Anoche no volví, ya estaba ahí.
No habían olvidos que olvidar, ni besos de otras ciudades en mi piel. Era de La Habana, como el día que nací. La isla entera cabía en la ciudad, porque al final, La Habana fue siempre toda Cuba para mí.
Llevaba unos zapatos apretados, una blusa de botones blancos y uno carmelita que llegó de sustituto, y unos shorts que habían sido jeans en su juventud. Tenía el pelo negro como las calles apagadas, dormidas, pero también siempre despiertas de La Habana, y del hombro derecho me colgaba un bolso gigante que iba lleno de libros viejos. Me gustaban así, mientras más viejos mejor. Disfrutaba mirarlos, imaginar todas las vidas que tuvieron a través de otros ojos; rozar con mis dedos las páginas amarillas llenas de palabras que se mudaron a tantas memorias; y finalmente olerlos. No es hasta que los huelo que me siento suya, y los creo míos. Los huelo como se respira a un viejo amante, vengando al tiempo y la distancia que nos robó de él. La Habana es como un libro viejo, con páginas amarillas llenas de historias, de mentiras que se hicieron verdad de tanto leerlas, de amores y despedidas.
Caminaba con el afán de quien busca un tesoro cuando te vi. Tenías la gorra azul de siempre, y un pullover blanco. Cuando me disponía a vengar a la distancia y al tiempo, noté que también la tenías a ella amarrada a tu brazo. Caminaban lento, como quien no quiere que se acabe el tiempo. Tú hablabas y ella brillaba a tu lado, como una joya.

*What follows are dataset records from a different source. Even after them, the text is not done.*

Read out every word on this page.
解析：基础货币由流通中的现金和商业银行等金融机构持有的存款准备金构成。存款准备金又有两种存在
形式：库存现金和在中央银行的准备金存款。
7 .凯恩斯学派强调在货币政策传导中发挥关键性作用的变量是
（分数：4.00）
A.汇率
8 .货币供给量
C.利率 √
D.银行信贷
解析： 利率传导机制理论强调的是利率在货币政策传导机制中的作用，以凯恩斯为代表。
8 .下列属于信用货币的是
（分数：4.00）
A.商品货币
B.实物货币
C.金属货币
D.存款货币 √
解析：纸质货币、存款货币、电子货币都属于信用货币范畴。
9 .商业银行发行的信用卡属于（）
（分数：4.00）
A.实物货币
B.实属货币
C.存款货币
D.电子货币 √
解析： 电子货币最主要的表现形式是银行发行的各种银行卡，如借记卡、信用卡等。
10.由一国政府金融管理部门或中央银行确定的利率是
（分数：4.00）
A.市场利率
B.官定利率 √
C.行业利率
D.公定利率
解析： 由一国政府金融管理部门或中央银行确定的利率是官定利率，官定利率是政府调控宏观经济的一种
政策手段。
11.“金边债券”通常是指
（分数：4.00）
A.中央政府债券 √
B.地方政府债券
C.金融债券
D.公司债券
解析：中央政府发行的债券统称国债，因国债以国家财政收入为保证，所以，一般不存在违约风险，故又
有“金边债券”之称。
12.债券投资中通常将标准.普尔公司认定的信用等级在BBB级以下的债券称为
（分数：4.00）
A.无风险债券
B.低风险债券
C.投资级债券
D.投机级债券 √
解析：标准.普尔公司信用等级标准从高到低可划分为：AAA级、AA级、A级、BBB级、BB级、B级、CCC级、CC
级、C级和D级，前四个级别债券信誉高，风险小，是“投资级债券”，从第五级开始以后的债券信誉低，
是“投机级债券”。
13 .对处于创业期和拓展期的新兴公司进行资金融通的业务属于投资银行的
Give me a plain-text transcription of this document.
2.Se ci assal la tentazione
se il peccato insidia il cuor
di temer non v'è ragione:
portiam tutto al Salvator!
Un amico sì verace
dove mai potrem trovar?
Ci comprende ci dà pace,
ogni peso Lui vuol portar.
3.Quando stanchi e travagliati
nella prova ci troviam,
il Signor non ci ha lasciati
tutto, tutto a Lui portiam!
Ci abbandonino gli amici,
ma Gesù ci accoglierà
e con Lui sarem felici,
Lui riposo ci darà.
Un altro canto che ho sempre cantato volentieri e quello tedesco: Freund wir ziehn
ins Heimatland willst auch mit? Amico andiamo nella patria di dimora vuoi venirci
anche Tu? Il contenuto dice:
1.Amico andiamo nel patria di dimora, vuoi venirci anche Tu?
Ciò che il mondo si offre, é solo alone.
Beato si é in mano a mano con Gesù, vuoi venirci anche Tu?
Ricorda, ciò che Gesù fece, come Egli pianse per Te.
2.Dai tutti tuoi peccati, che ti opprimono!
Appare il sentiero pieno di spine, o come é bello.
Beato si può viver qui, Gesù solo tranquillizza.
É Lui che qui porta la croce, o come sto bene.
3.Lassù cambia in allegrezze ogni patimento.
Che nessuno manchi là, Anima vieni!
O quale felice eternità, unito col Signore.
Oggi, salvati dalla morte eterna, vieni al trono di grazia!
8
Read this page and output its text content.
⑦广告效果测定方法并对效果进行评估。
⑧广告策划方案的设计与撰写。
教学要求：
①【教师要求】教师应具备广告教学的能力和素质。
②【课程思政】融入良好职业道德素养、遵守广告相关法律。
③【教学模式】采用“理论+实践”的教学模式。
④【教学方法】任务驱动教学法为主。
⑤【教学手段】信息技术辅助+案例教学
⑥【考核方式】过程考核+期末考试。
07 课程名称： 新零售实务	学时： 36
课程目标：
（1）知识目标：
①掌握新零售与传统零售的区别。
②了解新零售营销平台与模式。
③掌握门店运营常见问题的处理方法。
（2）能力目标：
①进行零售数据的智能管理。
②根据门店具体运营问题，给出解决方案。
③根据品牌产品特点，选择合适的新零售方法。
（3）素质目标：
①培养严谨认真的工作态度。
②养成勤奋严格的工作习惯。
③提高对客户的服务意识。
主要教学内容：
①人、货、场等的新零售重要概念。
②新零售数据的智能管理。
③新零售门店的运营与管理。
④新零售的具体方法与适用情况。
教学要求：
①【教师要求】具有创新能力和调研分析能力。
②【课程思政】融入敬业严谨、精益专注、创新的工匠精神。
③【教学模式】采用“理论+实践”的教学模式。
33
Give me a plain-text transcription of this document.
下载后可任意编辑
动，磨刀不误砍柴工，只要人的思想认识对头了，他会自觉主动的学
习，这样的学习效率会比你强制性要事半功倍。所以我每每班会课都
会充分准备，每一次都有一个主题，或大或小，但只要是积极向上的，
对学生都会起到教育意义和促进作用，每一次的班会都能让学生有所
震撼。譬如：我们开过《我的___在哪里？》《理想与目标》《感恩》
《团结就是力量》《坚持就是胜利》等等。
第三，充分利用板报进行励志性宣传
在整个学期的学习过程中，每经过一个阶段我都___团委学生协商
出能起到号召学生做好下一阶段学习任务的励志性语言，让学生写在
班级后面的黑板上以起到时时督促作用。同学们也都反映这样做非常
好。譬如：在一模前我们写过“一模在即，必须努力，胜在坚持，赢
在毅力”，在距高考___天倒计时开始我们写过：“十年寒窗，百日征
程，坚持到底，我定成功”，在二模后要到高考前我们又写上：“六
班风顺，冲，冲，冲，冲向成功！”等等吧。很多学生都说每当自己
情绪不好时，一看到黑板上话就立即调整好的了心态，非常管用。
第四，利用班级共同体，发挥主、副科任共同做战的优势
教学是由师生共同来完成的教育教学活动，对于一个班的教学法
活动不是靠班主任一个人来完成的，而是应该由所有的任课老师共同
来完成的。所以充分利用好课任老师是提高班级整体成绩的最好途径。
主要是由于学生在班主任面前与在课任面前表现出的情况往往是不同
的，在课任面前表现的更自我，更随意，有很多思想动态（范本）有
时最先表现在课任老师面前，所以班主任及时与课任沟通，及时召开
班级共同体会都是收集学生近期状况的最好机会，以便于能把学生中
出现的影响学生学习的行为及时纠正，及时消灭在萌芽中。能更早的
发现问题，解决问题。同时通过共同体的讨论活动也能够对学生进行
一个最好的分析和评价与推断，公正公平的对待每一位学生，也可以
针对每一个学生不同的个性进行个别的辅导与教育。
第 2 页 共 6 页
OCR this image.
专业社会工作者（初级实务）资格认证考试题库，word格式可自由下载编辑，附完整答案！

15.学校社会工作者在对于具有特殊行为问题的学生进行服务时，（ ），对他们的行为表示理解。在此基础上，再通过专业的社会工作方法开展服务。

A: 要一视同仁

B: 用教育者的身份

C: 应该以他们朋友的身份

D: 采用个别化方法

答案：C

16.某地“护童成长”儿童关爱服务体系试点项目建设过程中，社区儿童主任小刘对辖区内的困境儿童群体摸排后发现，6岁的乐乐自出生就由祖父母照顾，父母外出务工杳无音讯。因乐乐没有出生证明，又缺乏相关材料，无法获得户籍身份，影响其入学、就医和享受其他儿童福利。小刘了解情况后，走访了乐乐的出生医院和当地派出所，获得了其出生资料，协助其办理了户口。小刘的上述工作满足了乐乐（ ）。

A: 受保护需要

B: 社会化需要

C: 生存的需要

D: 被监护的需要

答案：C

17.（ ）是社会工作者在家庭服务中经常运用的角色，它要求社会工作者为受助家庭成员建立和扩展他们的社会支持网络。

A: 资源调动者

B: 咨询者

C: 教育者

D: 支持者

Entonces vi como tus ojos se clavaban en su felicidad, y me di cuenta de que la estabas mirando como me habías mirado ser feliz a mí tantas otras veces.
La Habana había envejecido y era ahora una señora que contaba historias de desamor a un mar enamorado. Era la Habana inmóvil y perenne de puentes que separan, y banderas que se secan en una brisa entre dos arenas, dos familias, dos amores.
Todos los relojes se habían parado y era un viernes por la tarde para siempre. Un nudo de inconformidad reprimida se había mudado a mi garganta y me ahogaba de silencios. Sentía como una vez más se me apagaban las ideas. En la Isla, es muy fácil dejar que otros piensen por ti. Y yo nunca me había ido, no conocía otra cosa que periódicos que se inventaban desgracias extrajeras y anunciaban mejorías que nunca llegamos a vivir. Conocía las ganas de gritar y mi madre con miedo mandándome a callar. Conocía la historia contada con otras voces, otros ojos, otras mentiras. Así que empecé a olvidar los pasos que no eran de Cuba, las voces que no eran las de ellos, y cada una de las 50 estrellas que nunca llegué a conocer.
Había una ventana hacia una ciudad de luces que se rompía en miles de pedazos y así mataba toda esperanza de escapar. De irme de una Habana donde tú no sabías quién era yo, donde nunca llegaste a mirarme, a besarme, a hacerme sonreír. Una isla de fotos escritas por detrás, de consignas con parodia, de músicos sin voz. Donde la libertad es solo una palabra que se borró, como nuestro amor.
Esta vez no me había ido de La Habana, y por tanto no había llegado a tu amor. Nuestra confidencia, las miradas, los picos, los libros, los parques, las pinturas, los besos, los “¿jugamos?”, y los “me quedo”, sólo existían en mí. Me había quedado en un después que nunca llegó a pasar, como las promesas de miedo que me contaban de niña, como el muro que jamás conoció el otro lado, como la ciudad y sus charcos de sueños rotos.